Si l’évaluation des SES faite dans le rapport est relativement nuancée, et où chacun peut trouver matière pour justifier ses propres a priori : le quotidien Les Echos du 3 juillet titre ainsi, sur cinq colonnes à la une, « Un état des lieux accablant » alors que l’édito, publié en pages intérieures, est bien plus nuancé.... Quant à l’association des professeurs de SES, en revanche, elle trouvera matière à se satisfaire d’un bilan relativement nuancé bien qu’elle s’inquiète de certaines préconisations.

La question centrale, pour tous ceux qui s’interrogent sur la finalité de l’enseignement économique et social, est d’abord celle de ses objectifs. A entendre certains, il faudrait s’en tenir à transmettre quelques savoirs « simples » et « robustes », pour permettre ainsi à nos enfants de s’arracher au vieux fond culturel national qui leur fait craindre le marché et redouter le monde de l’entreprise privée. De quoi les faire entrer enfin dans l’« ère de la modernité ».

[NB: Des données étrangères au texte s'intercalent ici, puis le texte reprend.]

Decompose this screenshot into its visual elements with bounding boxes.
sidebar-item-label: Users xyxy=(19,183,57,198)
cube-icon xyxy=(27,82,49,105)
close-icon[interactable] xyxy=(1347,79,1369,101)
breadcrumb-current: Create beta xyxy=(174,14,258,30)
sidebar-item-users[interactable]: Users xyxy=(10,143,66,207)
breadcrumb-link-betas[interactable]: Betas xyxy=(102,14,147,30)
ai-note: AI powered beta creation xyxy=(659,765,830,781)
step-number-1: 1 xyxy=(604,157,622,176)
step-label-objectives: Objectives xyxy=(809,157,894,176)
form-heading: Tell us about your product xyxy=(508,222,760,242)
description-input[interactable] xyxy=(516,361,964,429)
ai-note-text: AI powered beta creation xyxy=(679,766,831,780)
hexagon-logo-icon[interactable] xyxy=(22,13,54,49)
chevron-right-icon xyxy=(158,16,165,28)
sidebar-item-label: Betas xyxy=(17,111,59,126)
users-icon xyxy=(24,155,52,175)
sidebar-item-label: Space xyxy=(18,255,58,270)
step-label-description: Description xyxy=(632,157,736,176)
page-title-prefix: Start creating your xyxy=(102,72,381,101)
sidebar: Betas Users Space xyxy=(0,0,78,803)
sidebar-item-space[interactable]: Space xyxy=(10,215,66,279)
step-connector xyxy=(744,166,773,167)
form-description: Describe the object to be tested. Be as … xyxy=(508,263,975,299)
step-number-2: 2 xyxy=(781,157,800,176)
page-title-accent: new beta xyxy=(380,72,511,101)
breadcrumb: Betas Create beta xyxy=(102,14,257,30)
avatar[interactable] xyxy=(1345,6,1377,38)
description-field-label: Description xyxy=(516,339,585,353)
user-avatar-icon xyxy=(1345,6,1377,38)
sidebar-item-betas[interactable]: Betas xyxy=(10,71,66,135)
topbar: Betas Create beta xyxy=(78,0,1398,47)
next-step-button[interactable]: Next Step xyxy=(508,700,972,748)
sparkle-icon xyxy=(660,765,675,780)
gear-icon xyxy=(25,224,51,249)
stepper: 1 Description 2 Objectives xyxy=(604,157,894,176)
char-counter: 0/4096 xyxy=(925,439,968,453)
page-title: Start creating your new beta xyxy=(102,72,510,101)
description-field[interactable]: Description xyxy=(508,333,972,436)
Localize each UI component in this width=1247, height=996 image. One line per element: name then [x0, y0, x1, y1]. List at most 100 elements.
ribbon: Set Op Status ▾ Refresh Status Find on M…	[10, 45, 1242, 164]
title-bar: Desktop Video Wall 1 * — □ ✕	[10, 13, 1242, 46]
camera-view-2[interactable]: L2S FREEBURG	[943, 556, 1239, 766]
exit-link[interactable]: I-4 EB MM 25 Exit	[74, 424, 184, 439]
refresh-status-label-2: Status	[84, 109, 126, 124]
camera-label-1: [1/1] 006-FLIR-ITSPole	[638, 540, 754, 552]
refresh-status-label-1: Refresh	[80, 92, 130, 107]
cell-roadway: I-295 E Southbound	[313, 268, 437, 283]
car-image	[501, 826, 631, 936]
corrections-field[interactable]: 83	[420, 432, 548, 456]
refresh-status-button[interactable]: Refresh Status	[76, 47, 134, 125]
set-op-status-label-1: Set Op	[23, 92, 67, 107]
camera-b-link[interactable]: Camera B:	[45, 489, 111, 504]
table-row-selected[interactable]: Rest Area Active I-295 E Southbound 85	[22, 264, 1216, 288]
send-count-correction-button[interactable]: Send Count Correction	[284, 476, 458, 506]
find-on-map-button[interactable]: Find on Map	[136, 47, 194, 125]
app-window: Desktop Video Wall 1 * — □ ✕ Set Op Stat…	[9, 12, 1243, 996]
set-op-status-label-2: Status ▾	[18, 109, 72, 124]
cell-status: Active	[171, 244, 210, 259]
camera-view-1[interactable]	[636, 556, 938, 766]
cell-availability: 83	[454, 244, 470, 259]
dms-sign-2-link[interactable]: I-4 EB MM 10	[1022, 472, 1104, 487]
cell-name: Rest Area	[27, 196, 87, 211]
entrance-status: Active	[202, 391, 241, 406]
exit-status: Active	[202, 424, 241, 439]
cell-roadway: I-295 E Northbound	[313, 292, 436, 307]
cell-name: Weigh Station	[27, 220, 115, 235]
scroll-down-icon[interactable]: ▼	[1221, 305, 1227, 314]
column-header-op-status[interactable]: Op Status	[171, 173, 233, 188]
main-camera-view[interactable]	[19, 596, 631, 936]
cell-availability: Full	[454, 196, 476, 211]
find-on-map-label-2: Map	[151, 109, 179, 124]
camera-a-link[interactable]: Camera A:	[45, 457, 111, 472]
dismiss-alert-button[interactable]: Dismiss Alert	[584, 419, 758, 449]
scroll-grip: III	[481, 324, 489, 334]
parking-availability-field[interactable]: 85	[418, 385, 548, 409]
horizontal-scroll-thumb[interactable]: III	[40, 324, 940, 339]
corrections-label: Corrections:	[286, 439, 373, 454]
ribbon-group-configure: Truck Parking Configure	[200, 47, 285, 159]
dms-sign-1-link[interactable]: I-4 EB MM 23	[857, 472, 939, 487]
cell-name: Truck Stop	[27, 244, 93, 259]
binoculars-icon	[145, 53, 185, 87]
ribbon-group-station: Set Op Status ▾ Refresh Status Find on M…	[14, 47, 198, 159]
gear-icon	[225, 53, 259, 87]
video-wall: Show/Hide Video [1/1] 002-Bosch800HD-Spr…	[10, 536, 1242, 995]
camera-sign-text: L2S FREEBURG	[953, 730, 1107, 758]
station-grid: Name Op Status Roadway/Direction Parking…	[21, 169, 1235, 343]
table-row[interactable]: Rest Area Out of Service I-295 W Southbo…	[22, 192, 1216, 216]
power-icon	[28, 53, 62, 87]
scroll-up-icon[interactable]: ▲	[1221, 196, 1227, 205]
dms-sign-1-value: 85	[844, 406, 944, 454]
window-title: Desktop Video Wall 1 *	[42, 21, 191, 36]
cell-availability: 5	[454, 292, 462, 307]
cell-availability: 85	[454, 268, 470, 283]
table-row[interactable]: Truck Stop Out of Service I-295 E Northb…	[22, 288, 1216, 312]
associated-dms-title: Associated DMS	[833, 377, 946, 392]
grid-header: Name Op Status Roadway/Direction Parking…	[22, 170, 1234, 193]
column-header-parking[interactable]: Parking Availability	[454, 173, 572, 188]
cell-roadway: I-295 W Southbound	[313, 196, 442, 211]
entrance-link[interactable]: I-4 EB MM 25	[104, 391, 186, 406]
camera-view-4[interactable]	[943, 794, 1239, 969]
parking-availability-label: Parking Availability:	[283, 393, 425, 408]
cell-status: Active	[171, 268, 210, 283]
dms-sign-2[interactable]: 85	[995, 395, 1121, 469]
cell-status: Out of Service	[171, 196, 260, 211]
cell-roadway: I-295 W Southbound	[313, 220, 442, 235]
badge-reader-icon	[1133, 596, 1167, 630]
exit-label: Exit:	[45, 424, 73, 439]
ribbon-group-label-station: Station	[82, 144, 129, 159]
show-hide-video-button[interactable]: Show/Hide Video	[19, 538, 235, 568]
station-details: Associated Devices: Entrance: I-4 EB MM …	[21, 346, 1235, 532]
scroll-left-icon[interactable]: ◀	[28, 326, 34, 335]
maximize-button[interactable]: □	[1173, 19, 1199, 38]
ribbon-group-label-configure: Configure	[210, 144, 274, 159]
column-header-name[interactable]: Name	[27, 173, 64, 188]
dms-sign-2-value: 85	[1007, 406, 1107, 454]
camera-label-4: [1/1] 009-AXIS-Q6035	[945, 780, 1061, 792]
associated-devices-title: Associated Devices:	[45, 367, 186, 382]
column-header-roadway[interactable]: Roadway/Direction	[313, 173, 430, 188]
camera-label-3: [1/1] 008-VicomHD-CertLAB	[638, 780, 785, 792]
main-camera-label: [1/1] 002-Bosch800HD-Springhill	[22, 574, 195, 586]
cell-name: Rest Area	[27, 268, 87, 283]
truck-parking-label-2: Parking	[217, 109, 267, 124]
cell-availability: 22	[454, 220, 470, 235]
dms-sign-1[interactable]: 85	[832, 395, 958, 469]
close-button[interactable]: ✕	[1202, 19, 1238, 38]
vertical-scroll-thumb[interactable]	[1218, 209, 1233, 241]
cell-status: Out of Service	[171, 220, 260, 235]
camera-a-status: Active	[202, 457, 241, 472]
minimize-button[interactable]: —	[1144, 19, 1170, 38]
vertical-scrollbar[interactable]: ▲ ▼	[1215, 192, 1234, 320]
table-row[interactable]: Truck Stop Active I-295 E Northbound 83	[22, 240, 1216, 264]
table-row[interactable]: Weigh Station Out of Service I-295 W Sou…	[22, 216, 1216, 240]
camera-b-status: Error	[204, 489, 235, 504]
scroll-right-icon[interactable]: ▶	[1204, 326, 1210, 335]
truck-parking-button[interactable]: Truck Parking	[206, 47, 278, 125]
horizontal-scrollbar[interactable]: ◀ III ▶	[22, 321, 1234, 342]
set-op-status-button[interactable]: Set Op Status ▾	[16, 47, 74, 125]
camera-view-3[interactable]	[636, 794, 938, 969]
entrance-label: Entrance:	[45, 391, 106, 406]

L’Ecole républicaine, rappelons-le, a pour vocation à transmettre une culture commune sans laquelle nous ne pouvons faire société. Elle doit aussi, et c’est essentiel, donner à chacun les connaissances et les compétences nécessaires pour s’insérer dans la vie active. Elle a également pour fonction de donner à chaque enfant l’autonomie intellectuelle lui permettant d’exercer pleinement ses droits de citoyen dans une société démocratique. Cela suppose plus que de transmettre des savoirs robustes et utiles : l’école doit stimuler l’esprit critique des élèves en leur montrant que les vérités d’aujourd’hui ne sont pas nécessairement celles d’hier. Comme le font chaque jour les professeurs de physique-chimie, mais aussi de français, d’histoire-géographie et, bien entendu, de philosophie. A ce point de vue, les enseignements de sciences économiques et sociales ne doivent pas faire exception : l’économie n’est pas un savoir transcendant ou un dogme sacré !

Ne pas craindre le débat

Un éventuel « recentrage » sur l’apprentissage de quelques outils conceptuels robustes et indiscutés serait d’ailleurs totalement contreproductif eu égard aux objectifs mêmes que se fixent tous ceux qui souhaitent élever la culture économique de nos concitoyens. Par crainte d’aborder certains sujets qui fâchent dans l’enceinte de l’Ecole, on risquerait paradoxalement d’obtenir le résultat redouté : Refuser de laisser entrer dans l’Ecole le débat, craindre la mise en perspective des différentes visions qui s’opposent sur tel ou tel sujet, c’est, dans le contexte actuel de concurrence entre sources d’information, ouvrir la voie à un appauvrissement dramatique de l’influence de l’institution scolaire, de son autorité, en la déconnectant radicalement du monde réel dans lequel vivent les enfants. C’est risquer d’affaiblir un des rares lieux où se transmettent encore les valeurs de l’effort, du travail, au service de la connaissance et de la recherche de la vérité.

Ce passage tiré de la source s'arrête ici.